Baluchari sarees are famous across India and Bangladesh. This kind of work was originated in Bengal and has mythological scenes printed on the pallu of the saree.

Mukaish

Mukaish work is all glittery work that adds shine to the cloth. There are small metal pieces that are woven into the fabric using thread or sometimes even molten metal.

 

Gota

Gotta Patti has its origin in Rajasthan. Under this kind of embroidery, Zari’s ribbons are applied to the fabric. The Zari ribbons are cut into different shapes and sizes to create elaborate patterns. It is the lightest form of embroidery.

 

Jaal

Jaal work is somewhat similar to Chikenkari. However, the motifs in Jaal work are mostly arches and domes created like a cut-work having hollow spaces in the fabric.

 

Patola

Patola saree is very expensive and very rare to find. Patola work involves double Ikat woven saree which is made out of silk. The work has its origin from Patan in Gujarat.

Phulkari

This popular form of embroidery comes from Punjab, especially the Sindh region. Phulkari is a mix of thread work and sequins. As the word ‘Phulkari’ states it is an embroidery focused on floral motifs. It is quite in trend these days.

 

Zari/ Zardozi

Zardozi comes from two Persian words, Zar meaning Gold and dozi means embroidery.
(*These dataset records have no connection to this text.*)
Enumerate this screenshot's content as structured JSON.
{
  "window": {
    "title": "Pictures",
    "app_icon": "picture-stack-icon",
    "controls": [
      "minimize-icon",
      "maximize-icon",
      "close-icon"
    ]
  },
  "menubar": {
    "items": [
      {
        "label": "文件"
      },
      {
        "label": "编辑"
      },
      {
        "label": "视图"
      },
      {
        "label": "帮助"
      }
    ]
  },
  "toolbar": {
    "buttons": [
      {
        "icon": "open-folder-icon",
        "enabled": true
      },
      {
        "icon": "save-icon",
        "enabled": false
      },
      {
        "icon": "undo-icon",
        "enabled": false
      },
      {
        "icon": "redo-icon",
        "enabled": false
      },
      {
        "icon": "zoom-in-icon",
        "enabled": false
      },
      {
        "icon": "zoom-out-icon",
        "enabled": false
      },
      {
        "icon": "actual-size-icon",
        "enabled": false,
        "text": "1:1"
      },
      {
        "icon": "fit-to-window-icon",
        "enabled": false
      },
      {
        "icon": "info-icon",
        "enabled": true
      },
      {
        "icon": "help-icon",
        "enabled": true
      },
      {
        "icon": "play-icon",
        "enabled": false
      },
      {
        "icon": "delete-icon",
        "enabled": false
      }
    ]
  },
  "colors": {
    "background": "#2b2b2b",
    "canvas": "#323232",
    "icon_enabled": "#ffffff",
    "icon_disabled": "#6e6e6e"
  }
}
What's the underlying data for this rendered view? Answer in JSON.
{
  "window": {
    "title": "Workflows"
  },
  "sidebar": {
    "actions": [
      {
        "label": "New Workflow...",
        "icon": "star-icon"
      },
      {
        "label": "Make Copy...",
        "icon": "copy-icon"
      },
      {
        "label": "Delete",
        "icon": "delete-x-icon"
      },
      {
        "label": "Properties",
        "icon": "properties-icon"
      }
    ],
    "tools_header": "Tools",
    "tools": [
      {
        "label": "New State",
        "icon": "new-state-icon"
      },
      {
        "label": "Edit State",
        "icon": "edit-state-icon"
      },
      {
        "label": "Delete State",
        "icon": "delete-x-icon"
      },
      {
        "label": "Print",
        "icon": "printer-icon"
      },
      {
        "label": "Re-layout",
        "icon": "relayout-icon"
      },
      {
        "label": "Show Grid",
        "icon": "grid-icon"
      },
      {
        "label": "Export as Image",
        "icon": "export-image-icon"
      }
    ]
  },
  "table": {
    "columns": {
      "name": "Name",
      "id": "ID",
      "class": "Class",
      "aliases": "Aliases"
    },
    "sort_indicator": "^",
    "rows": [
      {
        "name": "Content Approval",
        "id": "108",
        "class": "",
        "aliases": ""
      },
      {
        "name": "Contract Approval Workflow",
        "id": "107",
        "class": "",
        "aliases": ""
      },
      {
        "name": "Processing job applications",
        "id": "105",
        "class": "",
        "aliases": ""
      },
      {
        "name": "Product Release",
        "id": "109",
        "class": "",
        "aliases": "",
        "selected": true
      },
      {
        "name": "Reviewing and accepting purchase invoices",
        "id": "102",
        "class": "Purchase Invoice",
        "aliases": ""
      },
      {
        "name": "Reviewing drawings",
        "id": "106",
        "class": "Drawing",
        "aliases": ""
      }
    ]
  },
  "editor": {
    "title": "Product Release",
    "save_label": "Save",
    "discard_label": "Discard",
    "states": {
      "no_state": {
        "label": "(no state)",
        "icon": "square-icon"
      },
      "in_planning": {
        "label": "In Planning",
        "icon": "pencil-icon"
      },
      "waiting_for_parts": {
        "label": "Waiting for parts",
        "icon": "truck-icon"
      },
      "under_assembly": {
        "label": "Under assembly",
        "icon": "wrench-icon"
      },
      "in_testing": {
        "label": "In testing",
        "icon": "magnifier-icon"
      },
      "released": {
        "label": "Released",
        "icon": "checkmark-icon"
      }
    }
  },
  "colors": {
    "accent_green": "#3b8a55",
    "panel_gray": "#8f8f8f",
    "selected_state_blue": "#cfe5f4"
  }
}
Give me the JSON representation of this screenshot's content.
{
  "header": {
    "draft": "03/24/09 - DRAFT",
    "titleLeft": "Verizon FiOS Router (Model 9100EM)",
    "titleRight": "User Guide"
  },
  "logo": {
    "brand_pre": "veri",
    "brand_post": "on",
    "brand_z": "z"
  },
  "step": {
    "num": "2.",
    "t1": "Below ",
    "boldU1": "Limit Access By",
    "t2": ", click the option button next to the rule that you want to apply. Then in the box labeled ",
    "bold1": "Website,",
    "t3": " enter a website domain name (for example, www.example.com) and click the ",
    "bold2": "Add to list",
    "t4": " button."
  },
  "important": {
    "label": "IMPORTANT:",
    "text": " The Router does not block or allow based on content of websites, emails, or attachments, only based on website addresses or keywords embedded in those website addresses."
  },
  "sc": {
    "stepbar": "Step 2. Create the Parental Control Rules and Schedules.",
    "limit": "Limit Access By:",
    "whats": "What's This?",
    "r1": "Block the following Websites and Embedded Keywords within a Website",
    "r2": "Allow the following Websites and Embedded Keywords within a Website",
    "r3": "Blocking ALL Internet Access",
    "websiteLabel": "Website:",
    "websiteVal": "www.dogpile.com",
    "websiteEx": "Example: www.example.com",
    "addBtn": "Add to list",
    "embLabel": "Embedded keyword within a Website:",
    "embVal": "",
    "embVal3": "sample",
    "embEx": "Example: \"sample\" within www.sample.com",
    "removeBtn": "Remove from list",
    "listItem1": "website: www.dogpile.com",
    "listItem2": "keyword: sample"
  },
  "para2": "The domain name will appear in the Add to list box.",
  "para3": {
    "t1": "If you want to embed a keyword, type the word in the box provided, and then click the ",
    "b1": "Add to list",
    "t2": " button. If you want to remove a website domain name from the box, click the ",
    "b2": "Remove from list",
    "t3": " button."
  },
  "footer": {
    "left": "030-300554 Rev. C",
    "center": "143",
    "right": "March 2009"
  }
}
It is one of the most preferred techniques in India. Under this technique, a metallic thread is used on the fabric, which makes it look elegant.

 

Shisha

Shisha refers to the Mirror work. The Mirror work is extremely popular in Gujarat. The embroidery is done using glass mirrors that are sewn into fabrics using threads. The Shisha work adds more sparkle to your cloth and makes it look more beautiful.

 

Ikat

Ikat has its origin in Orissa and Andhra Pradesh. It is a dyeing technique which is used to dye on the yarn prior to dyeing and weaving the fabric.

 

 

Kali

Kali is a kind of panel with the pre-embroidered pattern. A lehenga or Anarkali is stitched by attaching several Kalis together.

 

Latkan

Small cords that are used as an embellishment on various garments like Lehnga, blouse or even your suits. They can be made out of certain beads, pom-poms, waste fabric etc.

Chikankari

The famous embroidery from Lucknow and Uttar Pradesh, Chikenkari, unlike other embroideries, is done with a white cotton thread on light fabrics like chiffon and cotton. The work was brought to India by Nur Jahan who popularized it as Shadow-work embroidery.

 

Kanjeevaram

Kanjeevaram the south Indian form of Banarsi silk is full of floral designs, epics like Ramayana or Mahabharata weaved on it. The Kanjeevaram silk is quite popular in South.

Lehariya

The style belongs to Rajasthan. It is a type of tie-dye style in which cloth is colored in distinctive patterns. The dying technique often produces wave patterns and this is how the style gets its name. (Lehariya is a Rajasthani word for wave).